Design Space Exploration for Softmax Implementations
Zhigang Wei, Aman Arora, Pragenesh Patel and Lizy John
The University of Texas at Austin, USA
Deep Neural Networks (DNN) are crucial components of machine learning in the big data era. Significant effort has been put into the hardware acceleration of convolution and fully-connected layers of neural networks, while not too much attention has been put on the Softmax layer. Softmax is used in terminal classification layers in networks like ResNet, and is also used in intermediate layers in networks like the Transformer. As the speed for other DNN layers keeps improving, efficient and flexible designs for Softmax are required. With the existence of several ways to implement Softmax in hardware, we evaluate various softmax hardware designs and the trade-offs between them.
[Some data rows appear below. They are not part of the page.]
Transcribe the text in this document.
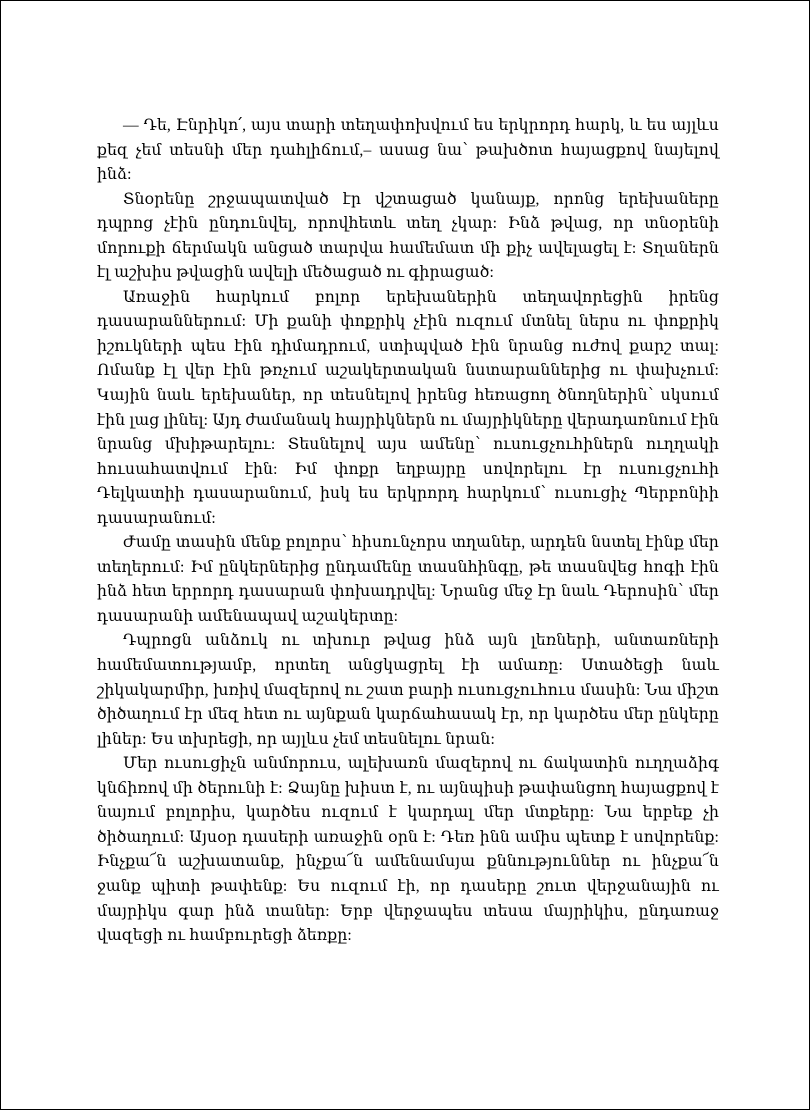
— Դե, Էնրիկո՛, այս տարի տեղափոխվում ես երկրորդ հարկ, և ես այլևս քեզ չեմ տեսնի մեր դահլիճում,– ասաց նա՝ թախծոտ հայացքով նայելով ինձ:

Տնօրենը շրջապատված էր վշտացած կանայք, որոնց երեխաները դպրոց չէին ընդունվել, որովհետև տեղ չկար: Ինձ թվաց, որ տնօրենի մորուքի ճերմակն անցած տարվա համեմատ մի քիչ ավելացել է: Տղաներն էլ աշխիս թվացին ավելի մեծացած ու գիրացած:

Առաջին հարկում բոլոր երեխաներին տեղավորեցին իրենց դասարաններում: Մի քանի փոքրիկ չէին ուզում մտնել ներս ու փոքրիկ իշուկների պես էին դիմադրում, ստիպված էին նրանց ուժով քարշ տալ: Ոմանք էլ վեր էին թռչում աշակերտական նստարաններից ու փախչում: Կային նաև երեխաներ, որ տեսնելով իրենց հեռացող ծնողներին՝ սկսում էին լաց լինել: Այդ ժամանակ հայրիկներն ու մայրիկները վերադառնում էին նրանց մխիթարելու: Տեսնելով այս ամենը՝ ուսուցչուհիներն ուղղակի հուսահատվում էին: Իմ փոքր եղբայրը սովորելու էր ուսուցչուհի Դելկատիի դասարանում, իսկ ես երկրորդ հարկում՝ ուսուցիչ Պերբոնիի դասարանում:

Ժամը տասին մենք բոլորս՝ հիսունչորս տղաներ, արդեն նստել էինք մեր տեղերում: Իմ ընկերներից ընդամենը տասնհինգը, թե տասնվեց հոգի էին ինձ հետ երրորդ դասարան փոխադրվել: Նրանց մեջ էր նաև Դերոսին՝ մեր դասարանի ամենապավ աշակերտը:

Դպրոցն անձուկ ու տխուր թվաց ինձ այն լեռների, անտառների համեմատությամբ, որտեղ անցկացրել էի ամառը: Ստածեցի նաև շիկակարմիր, խռիվ մազերով ու շատ բարի ուսուցչուհուս մասին: Նա միշտ ծիծաղում էր մեզ հետ ու այնքան կարճահասակ էր, որ կարծես մեր ընկերը լիներ: Ես տխրեցի, որ այլևս չեմ տեսնելու նրան:

Մեր ուսուցիչն անմորուս, ալեխառն մազերով ու ճակատին ուղղաձիգ կնճիռով մի ծերունի է: Ձայնը խիստ է, ու այնպիսի թափանցող հայացքով է նայում բոլորիս, կարծես ուզում է կարդալ մեր մտքերը: Նա երբեք չի ծիծաղում: Այսօր դասերի առաջին օրն է: Դեռ ինն ամիս պետք է սովորենք: Ինչքա՜ն աշխատանք, ինչքա՜ն ամենամսյա քննություններ ու ինչքա՜ն ջանք պիտի թափենք: Ես ուզում էի, որ դասերը շուտ վերջանային ու մայրիկս գար ինձ տաներ: Երբ վերջապես տեսա մայրիկիս, ընդառաջ վազեցի ու համբուրեցի ձեռքը:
In order to make the design space exploration more efficient, we also develop a parameterized generator which can produce softmax designs by varying multiple aspects of a base architecture. The aspects or knobs are parallelism, accuracy, storage and precision. The goal of the generator is to enable evaluation of trade-offs between area, delay, power and accuracy in the architecture of a softmax unit. We simulate and synthesize the generated designs and present results comparing them with the existing state-of-the-art. Our exploration reveals that the design with parallelism of 16 can provide the best area-delay product among designs with parallelism ranging from 1 to 32. It is also observed that look-up table based approximate LOG and EXP units can be used to yield almost the same accuracy as the full LOG and EXP units, while providing area and energy benefits. Additionally, providing local registers for intermediate values is seen to provide energy savings.